Abstract

Between 1650 and 1770 around 1,000 Swedish subjects involved in long-distance trade in the Mediterranean were captured by Muslim corsairs operating from North Africa. European–North African conflicts were commented on in Swedish newspapers, associated with alms collections for ransom and noted in academic literature. This chapter analyses attitudes towards the Barbary Coast and towards Ottoman slavery in different genres. It argues that information on North Africa was widespread in early modern Sweden and that the discourse on North Africa and Ottoman slavery was multi-faceted, both confirming and challenging European stereotypes of the “Orient”. Throughout the 17th and until the beginning of the 19th century, Sweden's most controversial contact with Islamic cultures was with the so-called Barbary powers: Tripoli, Tunis and Algiers, all regencies of the Ottoman Empire and Morocco. Between 1650 and 1770 approximately 1,000 Swedish subjects were captured by corsairs roaming the waters of the Mediterranean and the Atlantic. The large majority of the captives were civilians serving in the merchant fleet, and many of them ended up on slave markets in North Africa. Captivity in North Africa could mean a life spent chained to an oar, working in harbours, in private households or as servants in palaces. Compared to other Europeans, Swedish subjects represented only a small fraction of those held in North African captivity.

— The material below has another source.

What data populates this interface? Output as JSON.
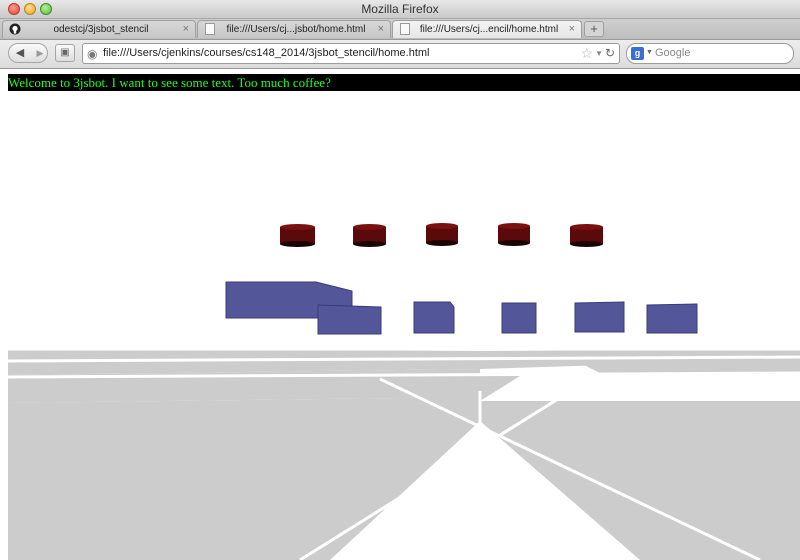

The majority of captives were Spanish, but there were also French, Dutch, German, Portuguese and other Scandinavians. Approximately half of the captured Swedes made it back home. Captivity and potential death for those working in the merchant fleet was the price of the state enterprise to import salt directly from southern Europe – a commodity of vital importance for preserving food during the winter in Sweden. The Ottoman Empire had long been “the Other” in the eyes of Europe, and vice versa. But between the two there was also a fascinating exchange of ideas and commodities, and personal encounters between individuals such as merchants, travellers, diplomats, consuls, soldiers and captives. Those who returned could tell stories about the other, narratives that often blended fact and fiction and fed the European imagination of “the Turk” and slavery on the Barbary Coast, as will be discussed in this chapter.